En 2014, Ice Watch raconte de façon encore plus explicite le changement climatique et constitue un exemple parfait de l’idée transformatrice de l’artiste, de la pensée qui devient action. Pour communiquer la fonte des glaciers, Eliasson fait prélever douze énormes blocs de glace en mer du Groenland, en les disposant au milieu du City Hall Square de Copenhague, en cercle. Le public peut s’approcher de la glace, la toucher, la sentir, assister en direct à sa fonte. Il s’agit d'une œuvre très simple, qui recèle une composante émotionnelle très incisive : nous savons tous que les glaciers disparaissent, mais à travers Ice Watch nous redécouvrons le phénomène de nous-mêmes : c’est comme si nous le voyions pour la première fois. Ice Watch disparaîtra, comme les glaciers disparaîtront.

Olafur Eliasson raconte In real life

Au cours de l’année 2019, la Tate Modern a de nouveau accueilli l’artiste : en janvier dernier, In Real Life s’est terminée : 30 ans de carrière racontés à travers 30 œuvres, disposées non dans l’ordre chronologique mais par assonances. Il manque l’indication d’un parcours d'exposition préétabli : chacun peut donc le créer en écoutant ses propres préférences. Salle après salle, tous les éléments chers à l’artiste sont réunis : la dénonciation du changement climatique, toujours présente et déchirante, l’attention portée à la perception visuelle et à ses leurres, la passion pour la géométrie intrinsèque à la nature. Une expérience multi-sensorielle, qui de Londres vient tout juste de rejoindre le Guggenheim de Bilbao.

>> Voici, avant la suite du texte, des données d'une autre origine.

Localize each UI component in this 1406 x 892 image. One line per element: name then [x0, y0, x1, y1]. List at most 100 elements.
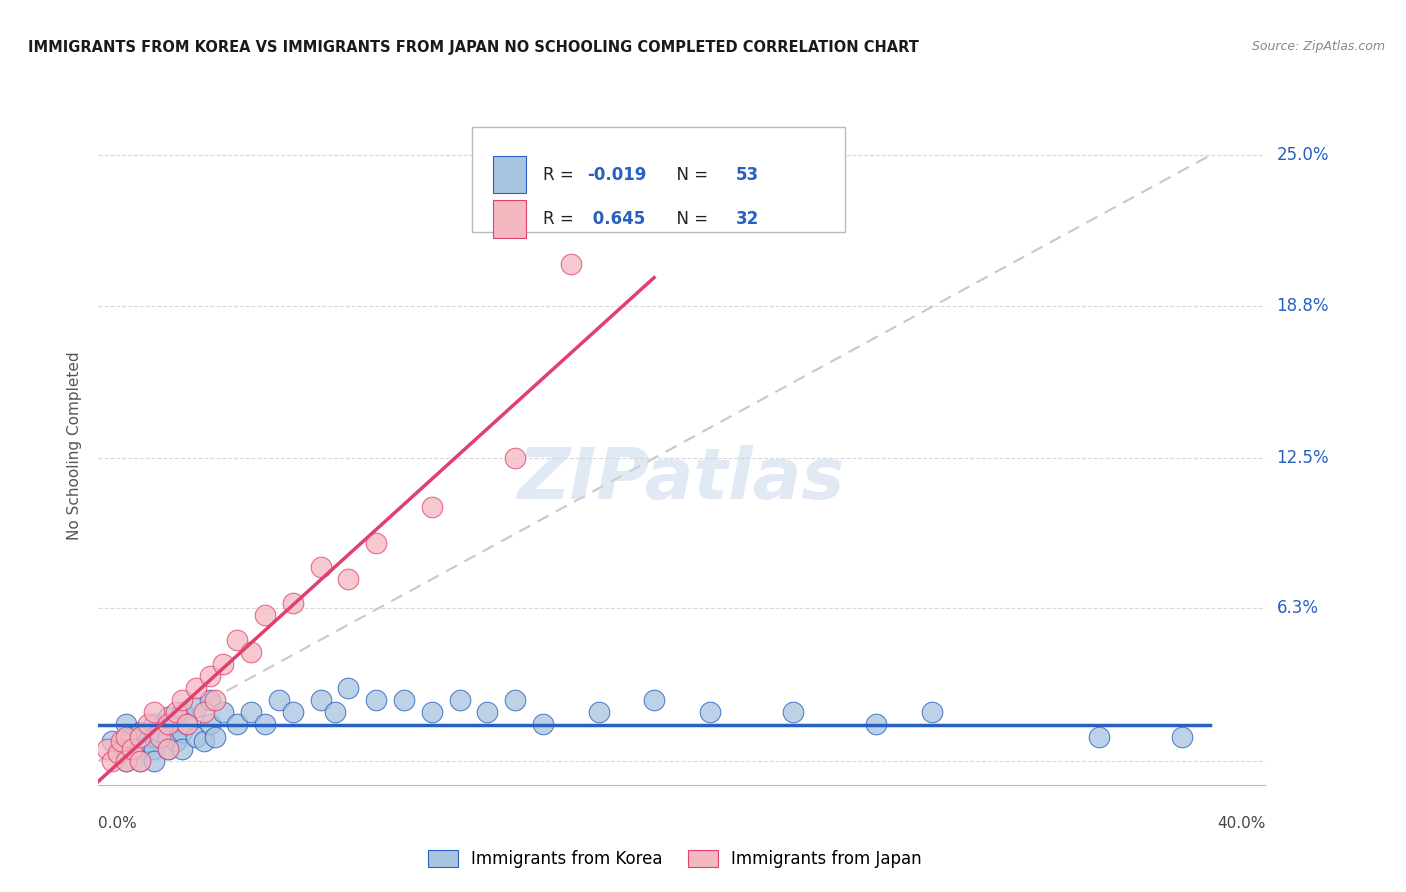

Très prochainement, Eliasson arrivera avec une installation en Val Senales, dans le Tyrol du Sud, en utilisant la fonte du glacier Giogo Alto (Hochjochferner) à titre d’exemple éloquent du réchauffement mondial. L’inauguration est, Coronavirus oblige, prévue pour le 20 juin 2020, coïncidant avec le solstice d’été.

Les œuvres d’Eliasson racontent notre monde, en contribuant à la sensibilisation sur les sujets principaux et cruciaux de notre présent et de notre futur (Little Sun, qui amène l’éclairage à bas coût dans des régions d’Afrique sans électricité, est un autre de ses projets très célèbres), sans perdre de vue un aspect essentiel de l’art, celui de stimuler nos facultés sensorielles. Ses installations impliquent aussi bien le corps que l’esprit. Elles font réfléchir, mais émeuvent aussi, en nous offrant une clé de lecture de la beauté du monde et de sa fragilité. Pour reprendre les mots de l’artiste, « il est important de parler du climat dans un langage qui ne soit pas que tragique. Il est très important de concevoir des choses qui aient une histoire positive ».